To date, only two studies appear to have assessed endotoxin levels in the hours/days following ultra-endurance events. Subclinical symptoms associated with exercise-mediated endotoxemia may vary in both severity and duration (possibly lasting several days). One study demonstrated raised (but effectively normal) endotoxin levels at 16 h following an ironman triathlon, but did not assess return to baseline levels [9]. A further study demonstrated that endotoxin levels had returned to baseline 1–3 weeks post event, reflecting the exhaustive nature of the event [10]. A limitation of the current study was the logistical difficulty of collecting samples immediately or 24 h post event. With varying individual travel plans, participants were instructed to rest in the 5 days post-race. At six days post-race, endotoxin units remained unchanged with PL (8.02 ± 1.14 pg·mL−1), but were significantly lower for both intervention groups (5.18 ± 0.57 pg·mL−1 for LAB4ANTI, and 5.01 ± 0.28 pg·mL−1 for LAB4). This represented an overall reduction in endotoxin units from baseline of 36.8% for LAB4ANTI and 43.9% for LAB4 strategies. Although cytokine profiles were not assessed in the current study, a general reduction in endotoxin levels via pro/prebiotic/antioxidant combinations may have important benefits in minimizing low grade cytokinemia from endurance exercise [72,73].
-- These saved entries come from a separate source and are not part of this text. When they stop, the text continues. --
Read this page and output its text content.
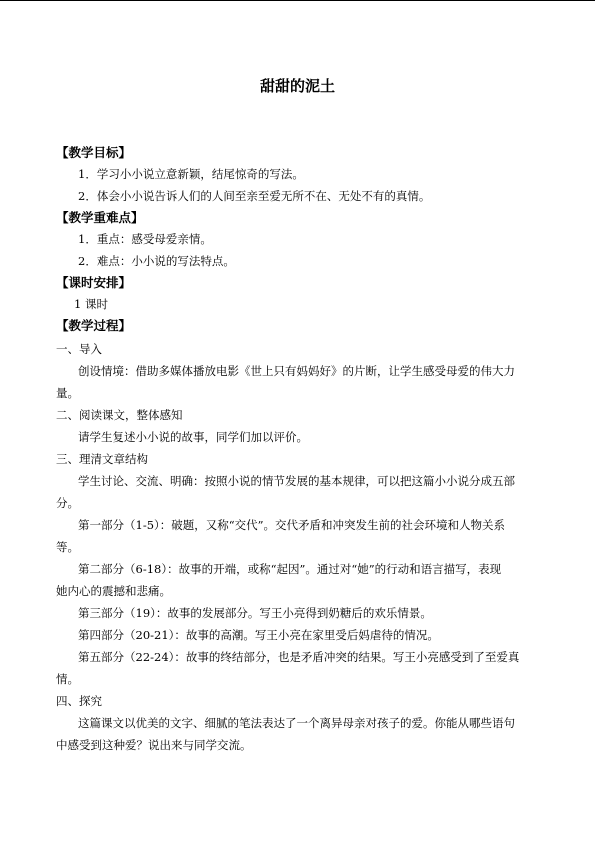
甜甜的泥土
【教学目标】
1．学习小小说立意新颖，结尾惊奇的写法。
2．体会小小说告诉人们的人间至亲至爱无所不在、无处不有的真情。
【教学重难点】
1．重点：感受母爱亲情。
2．难点：小小说的写法特点。
【课时安排】
1 课时
【教学过程】
一、导入
创设情境：借助多媒体播放电影《世上只有妈妈好》的片断，让学生感受母爱的伟大力
量。
二、阅读课文，整体感知
请学生复述小小说的故事，同学们加以评价。
三、理清文章结构
学生讨论、交流、明确：按照小说的情节发展的基本规律，可以把这篇小小说分成五部
分。
第一部分（1-5）：破题，又称“交代”。交代矛盾和冲突发生前的社会环境和人物关系
等。
第二部分（6-18）：故事的开端，或称“起因”。通过对“她”的行动和语言描写，表现
她内心的震撼和悲痛。
第三部分（19）：故事的发展部分。写王小亮得到奶糖后的欢乐情景。
第四部分（20-21）：故事的高潮。写王小亮在家里受后妈虐待的情况。
第五部分（22-24）：故事的终结部分，也是矛盾冲突的结果。写王小亮感受到了至爱真
情。
四、探究
这篇课文以优美的文字、细腻的笔法表达了一个离异母亲对孩子的爱。你能从哪些语句
中感受到这种爱？说出来与同学交流。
The use of LAB4ANTI or LAB4 did not significantly improve times within-race only in direct comparison to PL. This is despite a 6.5% (~56 min) faster overall time for LAB4ANTI compared to PL, and 10.0% (~86 min) faster for LAB4 compared to PL. This did not reflect our original hypothesis, and likely reflects the wider variance in capabilities observed with “recreationally trained” individuals. However, it was noted that faster times were reported for LAB4 during both swim and cycle stages, with a trend towards an overall difference compared to PL (p = 0.058). It is acknowledged that exercise performance was not assessed in the current study as baseline measures could not be ascertained. As participants were entering their first long distance triathlon, comparison between groups only provided an insight into whether either intervention strategy offered potential race benefits. Future research should focus on whether combined pro/prebiotic/antioxidant strategies offer direct performance benefits in controlled settings, particularly in individuals more susceptible to GI related issues.

5. Conclusions

Chronic multistrain pro/prebiotic supplementation during periods of endurance training may provide individual support to minimise GI symptoms through maintenance of intestinal permeability. The inclusion of an antioxidant strategy (e.g., α-lipoic acid/N-acetyl carnitine) may confer additive benefits via reductions in training-related endotoxin unit levels. In a recreationally trained cohort, LAB4ANTI or LAB4 strategies did not influence race times in direct comparison to a control group also undertaking their first long distance triathlon. Combined pro/prebiotic/antioxidant strategies may have important implications for individuals undertaking endurance training, particularly those more susceptible to GI symptoms.